Risale Haber-Haber Merkezi
Zaman yazarı Şahin Alpay, Atatürk'le ilgili yayınlanan bir kitapta Atatürk'ün dini sosyal ilerlemenin engeli olarak gördüğünü ve milliyetçiliğin dinin yerini almasını istediğinin yerl aldığını ifade etti.
Atatürk'ün bir tür kişiye-tapmanın öznesi olmaktan kurtarılması, yaşamının ve fikirlerinin efsanelerden arındırılıp nesnel gerçeklere dayanarak ele alınır hale gelmesinin Türkiye'de ifade özgürlüğünün, özgürlükçü demokrasinin yerleşmesinin en önemli ölçütlerinden biri olduğuna dikkat çeken Alpay, Princeton Üniversitesi Yakındoğu Araştırmaları Bölümü Başkanı Prof. Dr. Şükrü Hanioğlu'nun sözlerine yer verdi.
Hanioğlu'nun Atatürk'ün fikriyatının anlaşılması bakımından başlıca hususları yazdığını ifade eden Alpay, yazısını şöyle sürdürdü:
Atatürk, büyük bir düşünür ya da dar anlamda bir entellektüel değildi. Herhangi bir ideolojinin takipçisi de değildi. Fikirleri son derece pragmatikti ve içerik itibarıyla derin olmaktan uzaktı. Ama fikirlerinin evrimi, izlediği politikaları derinden etkiledi. Savunduğu görüşler, Osmanlı İmparatorluğu'nun son döneminde yaygın bir şekilde tartışılmıştı. Görüşlerini şekillendiren bilime kayıtsız şartsız güveni, sosyal Darwinizm'i, materyalizmi, pozitivizmi, solidarizmi ve milliyetçiliği, bu fikirleri popülarize eden Osmanlı yazar ve düşünürlerinden edindi. Dolayısıyla Atatürk'ün başarısının anahtarı, fikirlerinin özgünlüğünde değil, bu fikirleri hayata geçirmek için doğan fırsatı iyi değerlendirmesinde yatar.

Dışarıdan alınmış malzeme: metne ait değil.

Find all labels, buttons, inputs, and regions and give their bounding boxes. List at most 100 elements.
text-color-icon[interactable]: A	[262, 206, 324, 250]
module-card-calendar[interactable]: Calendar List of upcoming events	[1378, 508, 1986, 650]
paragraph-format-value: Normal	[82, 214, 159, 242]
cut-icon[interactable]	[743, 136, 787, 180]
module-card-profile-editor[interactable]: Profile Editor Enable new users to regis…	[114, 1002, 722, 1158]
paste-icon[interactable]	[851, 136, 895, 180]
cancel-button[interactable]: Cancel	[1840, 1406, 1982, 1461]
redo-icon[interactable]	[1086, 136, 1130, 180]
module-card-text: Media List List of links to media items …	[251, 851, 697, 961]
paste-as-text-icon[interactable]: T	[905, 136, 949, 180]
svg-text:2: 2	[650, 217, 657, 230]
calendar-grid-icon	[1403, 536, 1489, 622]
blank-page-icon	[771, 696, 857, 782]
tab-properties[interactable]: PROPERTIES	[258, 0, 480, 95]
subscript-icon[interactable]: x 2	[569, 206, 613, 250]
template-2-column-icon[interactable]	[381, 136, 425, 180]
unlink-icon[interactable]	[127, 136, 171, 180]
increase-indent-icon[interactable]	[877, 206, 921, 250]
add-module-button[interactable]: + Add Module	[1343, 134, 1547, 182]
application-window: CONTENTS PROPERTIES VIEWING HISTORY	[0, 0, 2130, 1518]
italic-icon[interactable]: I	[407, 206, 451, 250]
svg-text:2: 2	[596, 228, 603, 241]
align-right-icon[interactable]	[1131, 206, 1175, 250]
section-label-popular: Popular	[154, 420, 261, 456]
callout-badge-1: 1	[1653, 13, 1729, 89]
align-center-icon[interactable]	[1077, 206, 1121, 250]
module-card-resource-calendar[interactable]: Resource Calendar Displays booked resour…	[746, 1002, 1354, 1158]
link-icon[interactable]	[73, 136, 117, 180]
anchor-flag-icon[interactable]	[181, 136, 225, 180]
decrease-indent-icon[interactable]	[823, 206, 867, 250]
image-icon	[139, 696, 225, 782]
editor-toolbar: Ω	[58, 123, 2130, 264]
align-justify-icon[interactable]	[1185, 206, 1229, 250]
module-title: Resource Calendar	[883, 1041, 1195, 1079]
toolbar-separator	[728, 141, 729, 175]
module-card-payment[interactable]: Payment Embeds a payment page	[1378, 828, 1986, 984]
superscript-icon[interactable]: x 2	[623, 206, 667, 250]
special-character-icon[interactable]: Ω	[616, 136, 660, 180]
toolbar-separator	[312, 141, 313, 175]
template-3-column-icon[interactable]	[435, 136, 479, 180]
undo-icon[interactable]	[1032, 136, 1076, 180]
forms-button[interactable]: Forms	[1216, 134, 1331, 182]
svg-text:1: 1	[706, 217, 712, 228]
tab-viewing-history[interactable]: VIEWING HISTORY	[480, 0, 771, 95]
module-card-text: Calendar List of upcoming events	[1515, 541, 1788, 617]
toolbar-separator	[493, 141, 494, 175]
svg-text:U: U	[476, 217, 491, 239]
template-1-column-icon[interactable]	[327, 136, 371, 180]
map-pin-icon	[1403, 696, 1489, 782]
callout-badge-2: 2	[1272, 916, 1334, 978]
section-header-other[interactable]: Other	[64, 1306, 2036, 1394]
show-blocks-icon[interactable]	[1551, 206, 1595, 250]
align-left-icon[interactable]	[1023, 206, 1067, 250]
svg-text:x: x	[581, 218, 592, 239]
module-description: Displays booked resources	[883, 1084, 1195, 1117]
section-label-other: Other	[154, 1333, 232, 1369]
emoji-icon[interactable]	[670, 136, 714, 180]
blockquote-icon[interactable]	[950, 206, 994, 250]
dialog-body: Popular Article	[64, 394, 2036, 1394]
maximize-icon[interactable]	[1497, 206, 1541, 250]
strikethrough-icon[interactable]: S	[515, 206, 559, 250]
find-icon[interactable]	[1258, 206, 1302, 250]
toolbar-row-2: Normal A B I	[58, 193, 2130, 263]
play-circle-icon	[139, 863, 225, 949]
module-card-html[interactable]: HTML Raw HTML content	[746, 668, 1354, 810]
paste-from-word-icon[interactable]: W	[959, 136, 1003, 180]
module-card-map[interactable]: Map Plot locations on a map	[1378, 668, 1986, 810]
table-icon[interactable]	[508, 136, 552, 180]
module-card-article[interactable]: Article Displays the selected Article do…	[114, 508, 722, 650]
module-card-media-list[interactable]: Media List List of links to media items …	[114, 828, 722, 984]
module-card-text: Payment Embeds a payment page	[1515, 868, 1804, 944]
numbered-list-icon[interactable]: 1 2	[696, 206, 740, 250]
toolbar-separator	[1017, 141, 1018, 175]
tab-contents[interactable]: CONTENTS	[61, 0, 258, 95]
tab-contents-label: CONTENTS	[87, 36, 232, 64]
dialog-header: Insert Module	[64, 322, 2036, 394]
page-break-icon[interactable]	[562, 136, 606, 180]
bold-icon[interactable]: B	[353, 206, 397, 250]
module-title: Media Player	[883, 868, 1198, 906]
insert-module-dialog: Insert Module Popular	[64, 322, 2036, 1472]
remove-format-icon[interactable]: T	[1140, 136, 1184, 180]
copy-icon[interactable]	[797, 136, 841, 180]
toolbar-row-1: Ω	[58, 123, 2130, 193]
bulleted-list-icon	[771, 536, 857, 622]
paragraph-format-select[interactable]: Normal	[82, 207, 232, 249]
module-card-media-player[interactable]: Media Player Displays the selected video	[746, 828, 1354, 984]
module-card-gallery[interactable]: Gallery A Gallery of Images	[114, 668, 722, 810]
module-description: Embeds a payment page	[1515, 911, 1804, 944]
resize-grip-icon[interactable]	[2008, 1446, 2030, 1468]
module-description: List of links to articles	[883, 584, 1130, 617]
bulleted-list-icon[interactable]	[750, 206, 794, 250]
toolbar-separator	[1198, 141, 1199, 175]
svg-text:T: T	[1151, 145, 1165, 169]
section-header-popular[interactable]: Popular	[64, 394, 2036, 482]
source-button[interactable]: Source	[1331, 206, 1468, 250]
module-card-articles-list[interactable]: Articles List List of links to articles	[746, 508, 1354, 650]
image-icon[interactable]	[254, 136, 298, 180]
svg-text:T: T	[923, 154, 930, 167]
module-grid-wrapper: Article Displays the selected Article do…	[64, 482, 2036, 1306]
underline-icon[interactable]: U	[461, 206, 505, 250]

Atatürk dini sosyal ilerlemenin başta gelen engeli olarak görüyordu. Bilim ile kutsanmış milliyetçilik, dinin yerini almalıydı. Bu vizyonu, İslam ile açıkça çelişiyordu. Bu açıdan, Atatürk Müslüman çoğunluklu toplumlarda laik milliyetçi rejimlerin ilk örneğini kurarak, modern İslam dünyasının şekillenmesinde de önemli bir rol oynadı.